The number of mortgages approved for house purchase dived by 23% during June to hit a new record low, figures showed today.

Just 21,118 loans were approved for people buying a property during the month, 66.9% fewer than in June last year and the lowest figure since the British Bankers' Association began collecting the data in 1997.

The amount advanced by lenders also continued to fall during the month, with net lending, which strips out redemptions and repayments, dropping to just £3.85 billion, its lowest level since December 2001.

BBA director of statistics David Dooks said: "Another record low number of mortgages approved by the banks for house purchase means that the whole market is likely to be at its least active since the early 1990s."

The mortgage market is coming under dual pressures from the housing market downturn and the problems caused by the credit crunch.

Falling house prices are causing people to put plans to move on hold, while those who do still want to go ahead with a purchase are struggling to raise the finance they need.

But loans approved for people remortgaging held up better during the month, with 59,637 mortgages approved for homeowners switching to a better deal, accounting for a record 55% of all approvals.

The figure was also only slightly down on the 62,637 approvals for remortgaging in May, although it was still 13% below June 2007's level.

The value or mortgages approved for people moving continued its downward trend, falling for the fifth month in a row to just £3.3 billion in June, the lowest level since January 1999 and 66% below the value of pipeline business 12 months earlier.

Credit card borrowing remained subdued during June, with £7.3 billion spent on plastic, in line with the recent trend. Consumers also repaid more than they spent, continuing the pattern seen during the past two years.

But despite repaying £7.6 billion during the month, once interest and charges were taken into account, credit card lending still rose by GBP186 million. This was down on the jump of £495 million seen during the previous month.

People borrowed £2.37 billion through personal loans during the month and around £200 million through overdrafts.

Once repayments were taken into account, outstanding debt in this area rose by just £76 million - less than half of the average rise of £200 million seen during the past six months.
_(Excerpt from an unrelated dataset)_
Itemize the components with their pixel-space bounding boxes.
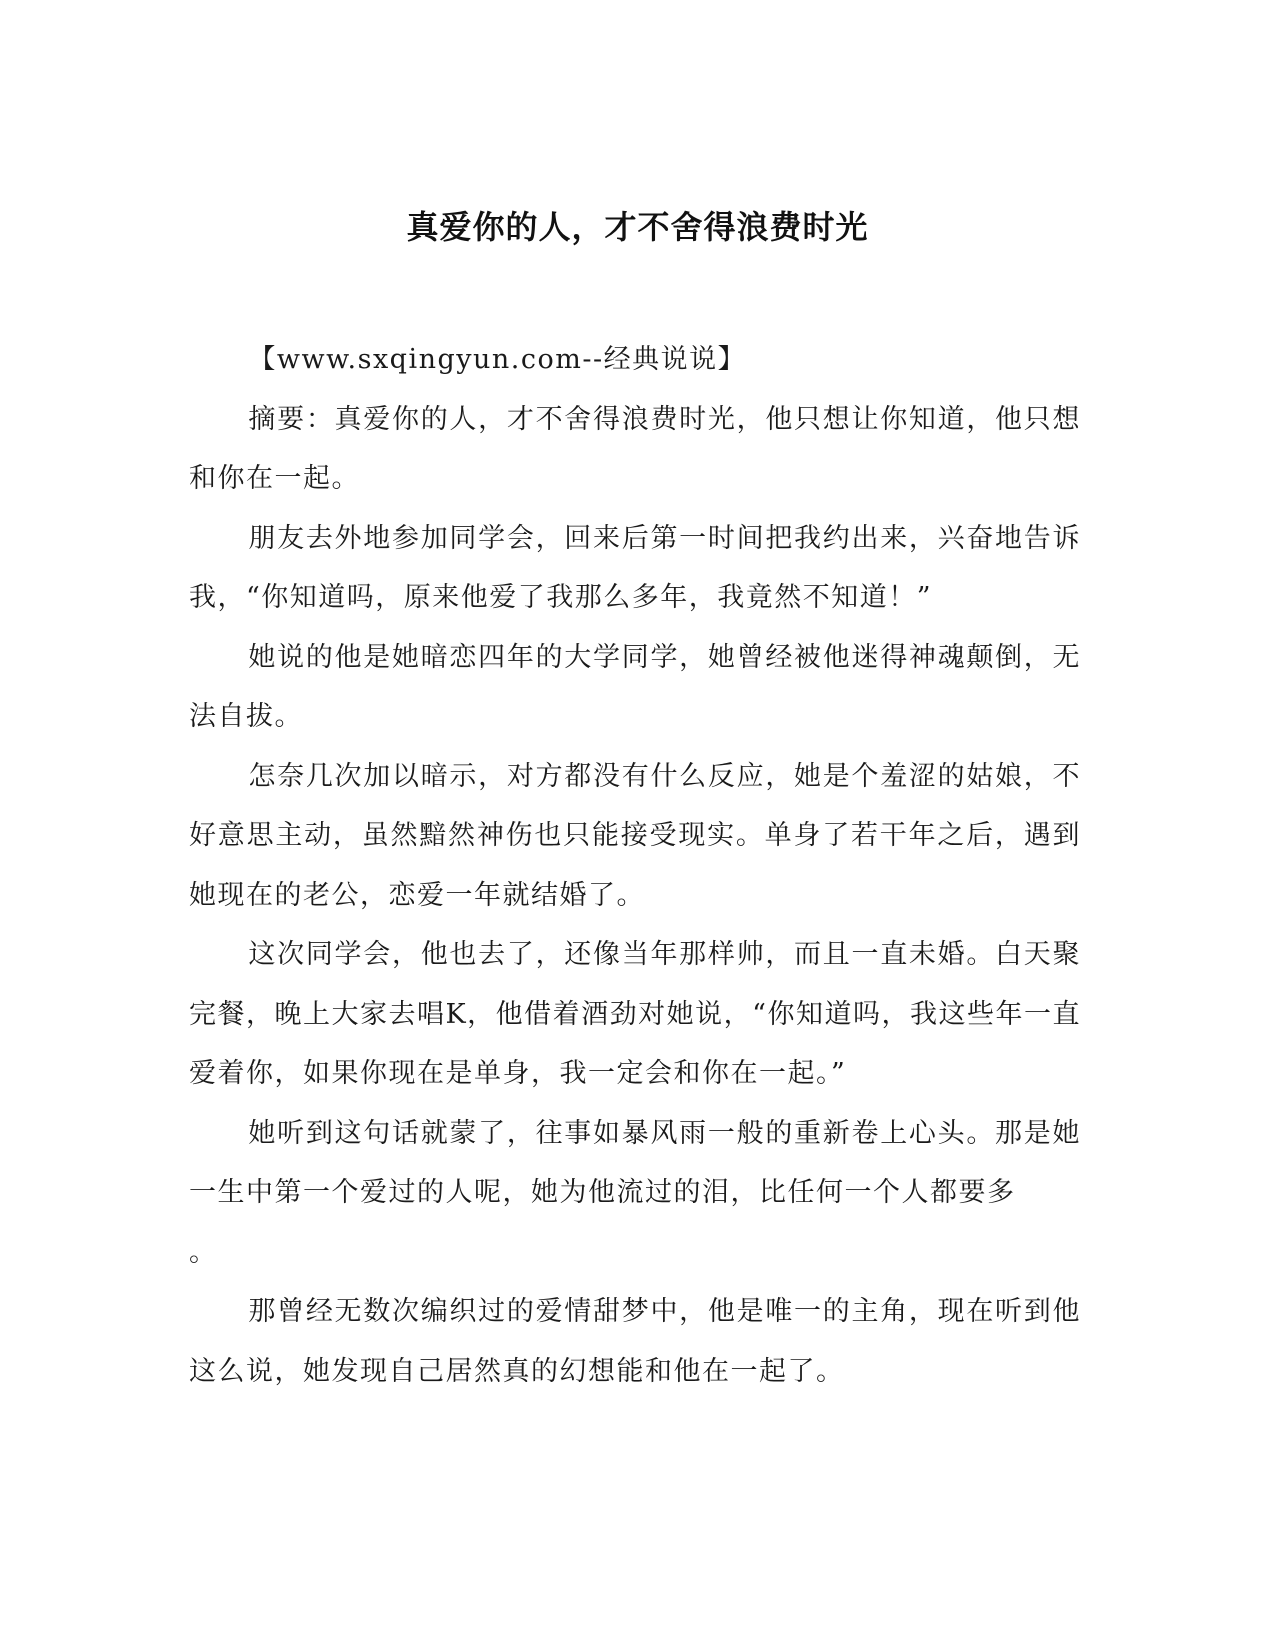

Simon Rubinsohn, chief economist at the Royal Institution of Chartered Surveyors, said: "The continuing lack of availability of mortgage finance is proving a major drag on the level of property transactions and is increasingly being felt in the real economy."

Howard Archer, chief UK and European economist at Global Insight, said:
"The BBA data graphically highlights that housing market activity continues to be throttled by stretched affordability and tight lending conditions.

"Meanwhile, it seems unlikely that the Bank of England will cut interest rates, in the near term at least.

"Indeed, it is very possible that the Bank of England's next move could be to raise interest rates, which would clearly be very bad news for the housing market."